Milwaukee, WI 53201-0591
	 
	 	 	 	The notice must identify and describe the nature of all complaints asserted
and the facts upon which such complaints are based. Notice will be deemed
given according to the date of any postmark or the date of time of any
personal delivery.
	 
	 	(3)	 	Compliance with Personnel Policies. Before proceeding
to arbitration on a complaint, the Participant or Beneficiary must initiate and
participate in
any complaint resolution procedure identified in the Company’s or
Affiliate’s personnel policies. If the claimant has not initiated the
complaint resolution procedure before initiating arbitration on a 

19

 

	 	 	 	complaint,
the initiation of the arbitration shall be deemed to begin the complaint
resolution procedure. No arbitration hearing shall be held on a complaint
until any applicable complaint resolution procedure has been completed.

	 	(4)	 	Rules of Arbitration. All arbitration will be
conducted by a single arbitrator according to the Employment Dispute
Arbitration Rules of the AAA. The arbitrator will have authority to award any
remedy or relief that a court of competent jurisdiction could order or grant
including, without limitation, specific performance of any obligation created
under policy, the awarding of punitive damages, the issuance of any injunction,
costs and attorney’s fees to the extent permitted by law, or the imposition of
sanctions for abuse of the arbitration process.

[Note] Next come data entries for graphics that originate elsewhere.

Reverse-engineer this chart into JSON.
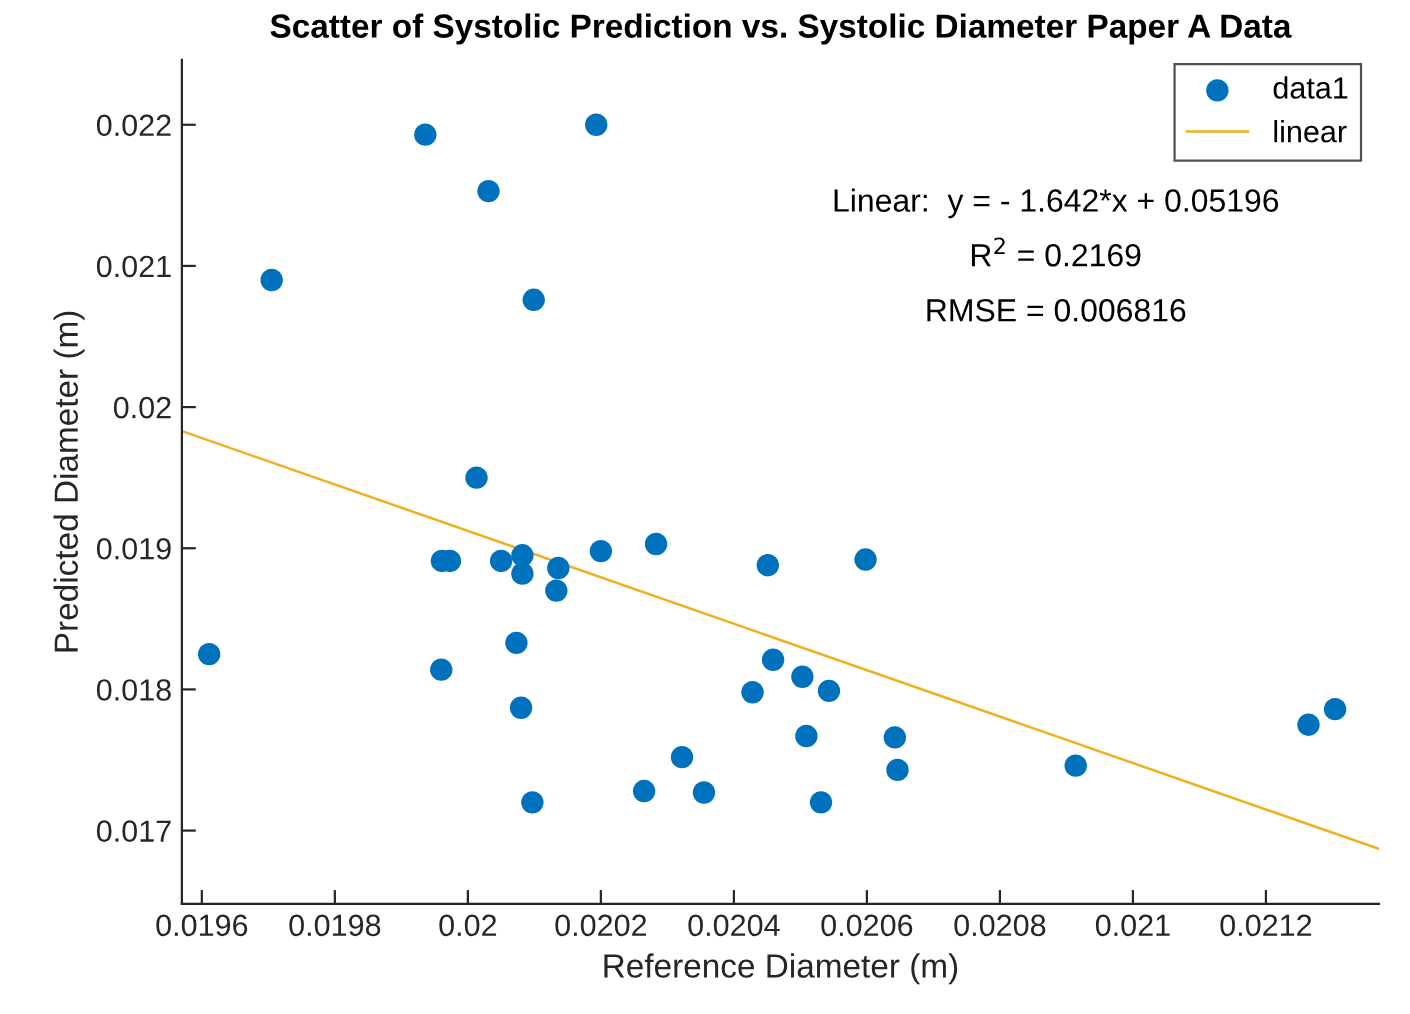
{
  "chart_data": {
    "type": "scatter",
    "title": "Scatter of Systolic Prediction vs. Systolic Diameter Paper A Data",
    "xlabel": "Reference Diameter (m)",
    "ylabel": "Predicted Diameter (m)",
    "annotations": [
      "Linear:  y = - 1.642*x + 0.05196",
      "R$^{2}$ = 0.2169",
      "RMSE = 0.006816"
    ],
    "series": [
      {
        "name": "data1",
        "color": "#0072bd",
        "marker": "circle",
        "x": [
          0.019611,
          0.019705,
          0.019936,
          0.020031,
          0.020193,
          0.020099,
          0.020013,
          0.019961,
          0.019973,
          0.02005,
          0.020082,
          0.020082,
          0.020136,
          0.020133,
          0.0202,
          0.020283,
          0.01996,
          0.020073,
          0.02008,
          0.020097,
          0.020265,
          0.020322,
          0.020355,
          0.020428,
          0.020451,
          0.020598,
          0.020459,
          0.020503,
          0.020543,
          0.020509,
          0.020642,
          0.020646,
          0.020531,
          0.020914,
          0.021264,
          0.021304
        ],
        "values": [
          0.01825,
          0.0209,
          0.02193,
          0.02153,
          0.022,
          0.02076,
          0.0195,
          0.01891,
          0.01891,
          0.01891,
          0.01895,
          0.01882,
          0.01886,
          0.0187,
          0.01898,
          0.01903,
          0.01814,
          0.01833,
          0.01787,
          0.0172,
          0.01728,
          0.01752,
          0.01727,
          0.01798,
          0.01888,
          0.01892,
          0.01821,
          0.01809,
          0.01799,
          0.01767,
          0.01766,
          0.01743,
          0.0172,
          0.01746,
          0.01775,
          0.01786
        ]
      },
      {
        "name": "linear",
        "type": "line",
        "color": "#edb120",
        "marker": "none",
        "line_style": "solid",
        "x": [
          0.01957,
          0.02137
        ],
        "values": [
          0.01983,
          0.01687
        ]
      }
    ],
    "xlim": [
      0.01957,
      0.02137
    ],
    "ylim": [
      0.01648,
      0.02246
    ],
    "xticks": [
      {
        "value": 0.0196,
        "label": "0.0196"
      },
      {
        "value": 0.0198,
        "label": "0.0198"
      },
      {
        "value": 0.02,
        "label": "0.02"
      },
      {
        "value": 0.0202,
        "label": "0.0202"
      },
      {
        "value": 0.0204,
        "label": "0.0204"
      },
      {
        "value": 0.0206,
        "label": "0.0206"
      },
      {
        "value": 0.0208,
        "label": "0.0208"
      },
      {
        "value": 0.021,
        "label": "0.021"
      },
      {
        "value": 0.0212,
        "label": "0.0212"
      }
    ],
    "yticks": [
      {
        "value": 0.017,
        "label": "0.017"
      },
      {
        "value": 0.018,
        "label": "0.018"
      },
      {
        "value": 0.019,
        "label": "0.019"
      },
      {
        "value": 0.02,
        "label": "0.02"
      },
      {
        "value": 0.021,
        "label": "0.021"
      },
      {
        "value": 0.022,
        "label": "0.022"
      }
    ],
    "grid": false,
    "legend": "top right"
  }
}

The arbitrator’s award must be
rendered in a writing that sets forth the essential findings and conclusions on
which the arbitrator’s award is based.
	 
	 	(5)	 	Representation and Costs. Each party may be
represented in the arbitration by an attorney or other representative selected
by the party. The Company or Affiliate shall be responsible for its own costs,
the AAA filing fee and all other fees, costs and expenses of the arbitrator and
AAA for administering the arbitration. The claimant shall be responsible for
his attorney’s or representative’s fees, if any. However, if any party
prevails on a statutory claim which allows the prevailing party costs and/or
attorneys’ fees, the arbitrator may award costs and reasonable attorneys’ fees
as provided by such statute.
	 
	 	(6)	 	Discovery; Location; Rules of Evidence. Discovery will
be allowed to the same extent afforded under the Federal Rules of Civil
Procedure. Arbitration will be held at a location selected by the Company. AAA
rules notwithstanding, the admissibility of evidence offered at the arbitration
shall be determined by the arbitrator who shall be the judge of its materiality
and relevance. Legal rules of evidence will not be controlling, and the
standard for admissibility of evidence will generally be whether it is the type
of information that responsible people rely upon in making important decisions.
	 
	 	(7)	 	Confidentiality. The existence, content or results of
any arbitration may not be disclosed by a party or arbitrator without the prior
written consent of both parties. Witnesses who are not a party to the
arbitration shall be excluded from the hearing except to testify.